Antibiotic resistance is ancient in origin

Published in The Hindu on September 1, 2011

vancomycin

In clinical settings, vancomycin resistance was first seen in pathogenic bacteria (enterococci) only in the late 1980s.  — Photo: Wikimedia Commons

When did bacteria develop antibiotic resistance for the very first time? Of course, it was after the discovery and widespread use, and more often misuse, of antibiotics. This is the cornerstone of antibiotic resistance science.

The premise

Since the discovery of antibiotics has being recent, no more than 70 years ago, antibiotic resistance seen in microbes should be a “modern phenomenon.”

By extension, any microbes older than 70 years should be “highly susceptible to antibiotics,” and hence should never have shown antibiotic resistance.

But a study published today (September 1) in Nature , rocks the very foundation of our understanding of antibiotic resistance. It provides sufficient evidence to prove that antibiotic resistance is a “natural phenomenon,” and existed in microbes predating antibiotic discovery by man.

Earlier studies had estimated that origin of natural antibiotics dates back from 2 billion years to 40 million years ago. If natural antibiotics were that old, can antibiotic resistance be far behind?

Antibiotic resistance seen in microbes (bacteria and fungi) should not be a surprise as they produce antibiotics naturally. “Roughly 80 per cent of antibiotics currently in the market are derived either directly or indirectly (e.g. by modification of naturally occurring structures) from bacteria that are found in the environment, mostly the soil,” stated Gerard D. Wright from McMaster University, Hamilton, Canada in an email to this Correspondent. Dr. Wright is the senior author of this study.

Shocking

What makes the findings all the more surprising is that all the genes extracted from nearly 30,000-year-old microbes reveal the presence of resistance to many commonly used antibiotics — tetracycline, beta-lactam, glycopeptides and even vancomycin.

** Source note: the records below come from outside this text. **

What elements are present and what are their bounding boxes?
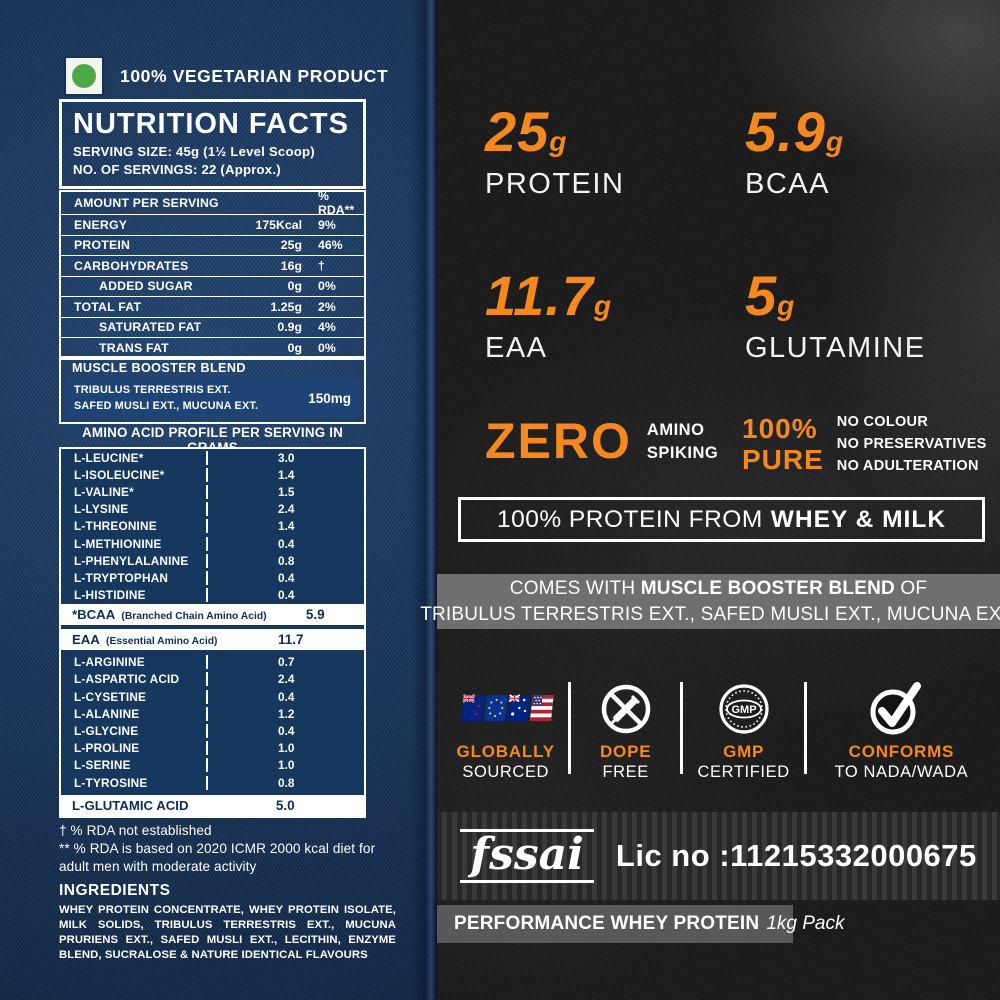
glutamic-acid-row: L-GLUTAMIC ACID 5.0 <box>61 795 364 817</box>
table-row: TOTAL FAT 1.25g 2% <box>61 296 364 317</box>
amino-acid-table: L-LEUCINE* 3.0 L-ISOLEUCINE* 1.4 L-VALINE*… <box>59 447 366 819</box>
footnote-dagger: † % RDA not established <box>59 823 212 838</box>
product-name-banner: PERFORMANCE WHEY PROTEIN 1kg Pack <box>437 905 844 943</box>
separator <box>804 682 807 774</box>
bcaa-value: 5.9 <box>305 606 325 622</box>
amino-row: L-ARGININE 0.7 <box>61 653 364 671</box>
amino-row: L-GLYCINE 0.4 <box>61 722 364 740</box>
stat-glutamine: 5g GLUTAMINE <box>745 264 926 364</box>
servings-count: NO. OF SERVINGS: 22 (Approx.) <box>73 162 281 178</box>
amino-row: L-PHENYLALANINE 0.8 <box>61 552 364 570</box>
table-row: TRANS FAT 0g 0% <box>61 337 364 358</box>
amino-row: L-CYSETINE 0.4 <box>61 688 364 706</box>
table-row: CARBOHYDRATES 16g † <box>61 255 364 276</box>
highlights-panel: 25g PROTEIN 5.9g BCAA 11.7g EAA 5g GLUTA… <box>420 0 1000 1000</box>
footnote-rda: ** % RDA is based on 2020 ICMR 2000 kcal… <box>59 841 376 875</box>
table-row: ENERGY 175Kcal 9% <box>61 214 364 235</box>
amino-row: L-PROLINE 1.0 <box>61 739 364 757</box>
protein-source-box: 100% PROTEIN FROM WHEY & MILK <box>458 497 985 542</box>
amino-row: L-TYROSINE 0.8 <box>61 774 364 792</box>
booster-header: MUSCLE BOOSTER BLEND <box>72 361 246 375</box>
bcaa-total-row: *BCAA (Branched Chain Amino Acid) 5.9 <box>61 603 364 625</box>
fssai-logo: fssai <box>460 829 594 883</box>
bcaa-name: *BCAA <box>72 606 115 622</box>
badge-conforms: CONFORMS TO NADA/WADA <box>807 680 996 783</box>
divider <box>61 791 364 796</box>
col-rda: % RDA** <box>318 189 355 217</box>
muscle-booster-blend-box: MUSCLE BOOSTER BLEND TRIBULUS TERRESTRIS… <box>59 356 366 425</box>
divider <box>61 624 364 629</box>
table-row: SATURATED FAT 0.9g 4% <box>61 316 364 338</box>
nutrition-panel: 100% VEGETARIAN PRODUCT NUTRITION FACTS … <box>0 0 437 1000</box>
veg-mark-icon <box>64 56 104 96</box>
glutamic-value: 5.0 <box>275 798 295 814</box>
badge-gmp-certified: GMP GMP CERTIFIED <box>683 680 804 783</box>
amino-row: L-ALANINE 1.2 <box>61 705 364 723</box>
stat-protein: 25g PROTEIN <box>485 100 625 200</box>
glutamic-name: L-GLUTAMIC ACID <box>72 798 189 814</box>
separator <box>568 682 571 774</box>
col-amount-per-serving: AMOUNT PER SERVING <box>74 196 219 210</box>
nutrition-facts-title: NUTRITION FACTS <box>73 108 349 140</box>
booster-row: TRIBULUS TERRESTRIS EXT. SAFED MUSLI EXT… <box>65 379 360 419</box>
badge-dope-free: DOPE FREE <box>571 680 681 783</box>
ingredients-text: WHEY PROTEIN CONCENTRATE, WHEY PROTEIN I… <box>59 904 396 962</box>
booster-amount: 150mg <box>308 391 351 407</box>
table-row: PROTEIN 25g 46% <box>61 234 364 256</box>
amino-row: L-ASPARTIC ACID 2.4 <box>61 670 364 689</box>
hundred-percent-pure: 100% PURE NO COLOUR NO PRESERVATIVES NO … <box>742 412 987 475</box>
eaa-total-row: EAA (Essential Amino Acid) 11.7 <box>61 628 364 650</box>
fssai-license-number: Lic no :11215332000675 <box>615 838 977 873</box>
stat-bcaa: 5.9g BCAA <box>745 100 844 200</box>
amino-row: L-TRYPTOPHAN 0.4 <box>61 569 364 587</box>
global-flags-icon <box>458 680 554 738</box>
divider <box>61 649 364 654</box>
booster-line1: TRIBULUS TERRESTRIS EXT. <box>74 384 231 396</box>
veg-label: 100% VEGETARIAN PRODUCT <box>120 65 389 86</box>
table-header: AMOUNT PER SERVING % RDA** <box>61 189 364 217</box>
eaa-value: 11.7 <box>277 631 304 647</box>
dope-free-icon <box>599 680 653 738</box>
booster-banner: COMES WITH MUSCLE BOOSTER BLEND OF TRIBU… <box>420 574 1000 629</box>
green-dot-icon <box>72 64 96 88</box>
fssai-license-bar: fssai Lic no :11215332000675 <box>437 812 1000 900</box>
amino-row: L-METHIONINE 0.4 <box>61 534 364 553</box>
checkmark-icon <box>869 680 933 738</box>
amino-row: L-HISTIDINE 0.4 <box>61 586 364 604</box>
stat-eaa: 11.7g EAA <box>485 264 612 364</box>
booster-line2: SAFED MUSLI EXT., MUCUNA EXT. <box>74 399 259 412</box>
amino-row: L-LEUCINE* 3.0 <box>61 449 364 467</box>
bcaa-note: (Branched Chain Amino Acid) <box>121 610 267 622</box>
amino-row: L-VALINE* 1.5 <box>61 483 364 501</box>
separator <box>680 682 683 774</box>
zero-amino-spiking: ZERO AMINO SPIKING <box>485 413 719 469</box>
amino-row: L-ISOLEUCINE* 1.4 <box>61 466 364 484</box>
amino-row: L-THREONINE 1.4 <box>61 517 364 535</box>
eaa-note: (Essential Amino Acid) <box>106 635 218 647</box>
gmp-badge-icon: GMP <box>717 680 771 738</box>
serving-size: SERVING SIZE: 45g (1½ Level Scoop) <box>73 144 315 160</box>
footnotes: † % RDA not established ** % RDA is base… <box>59 822 395 877</box>
vegetarian-badge: 100% VEGETARIAN PRODUCT <box>64 56 388 96</box>
nutrition-facts-box: NUTRITION FACTS SERVING SIZE: 45g (1½ Le… <box>59 99 366 190</box>
certification-badges: GLOBALLY SOURCED DOPE FREE <box>443 680 996 783</box>
badge-globally-sourced: GLOBALLY SOURCED <box>443 680 568 783</box>
amino-row: L-SERINE 1.0 <box>61 756 364 774</box>
denim-fold-shade <box>411 0 437 1000</box>
table-row: ADDED SUGAR 0g 0% <box>61 275 364 297</box>
eaa-name: EAA <box>72 631 100 647</box>
svg-text:GMP: GMP <box>731 704 756 716</box>
nutrition-table: AMOUNT PER SERVING % RDA** ENERGY 175Kca… <box>59 189 366 360</box>
amino-row: L-LYSINE 2.4 <box>61 500 364 518</box>
ingredients-title: INGREDIENTS <box>59 882 171 899</box>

In clinical settings, vancomycin resistance was first seen in pathogenic bacteria (enterococci) only in the late 1980s!

“Structure and function studies on the complete vancomycin resistance element VanA confirmed its similarity to modern variants,” the authors write.

If bacteria already had antibiotic resistance towards drugs like tetracycline, Vancomycin, beta-lactum etc used today, why did it take some time for antibiotic resistance to show up in clinical settings?

“We need to differentiate resistance in pathogenic bacteria here from [benign] environmental bacteria that do not usually cause disease,” replied Dr. Wright. “Pathogens are generally quite antibiotic sensitive unless they acquire resistance genes from other sources.

“The evidence suggests that environmental bacteria are the reservoir for these genes. Our study demonstrates that these benign bacteria have expressed these genes for millennia.”

The widespread prevalence of antibiotic resistance seen today “is inconsistent with a hypothesis of contemporary emergence,” they write in the paper, “instead it suggests a richer natural history of resistance.”

So what is the role of clinically formed resistance? “The clinical (and other use) of antibiotics provides the selective pressure to select for resistance genes that may be mobilised from environmental bacteria,” emphasised Dr. Wright in his email.

What needs to be done

If this is indeed true and correct, then there is an overwhelming need to have in place a more responsible planning and management mechanism of existing antibiotics and newer ones.

According to Dr. Wright, “we need two things: 1) more drug candidates, and 2) better use of existing antibiotics e.g. reduced use in agriculture, and tight controls in medicine.”

Study area

The microbes used for the study were collected from Dawson City, Yukon, Beringia (east of Alaska) permafrost sediments. Rigorously authenticated ancient bacterial DNA samples were used for the study. The ancient DNA was collected from the permafrost that had not thawed since its deposition, and had never been leached by a river.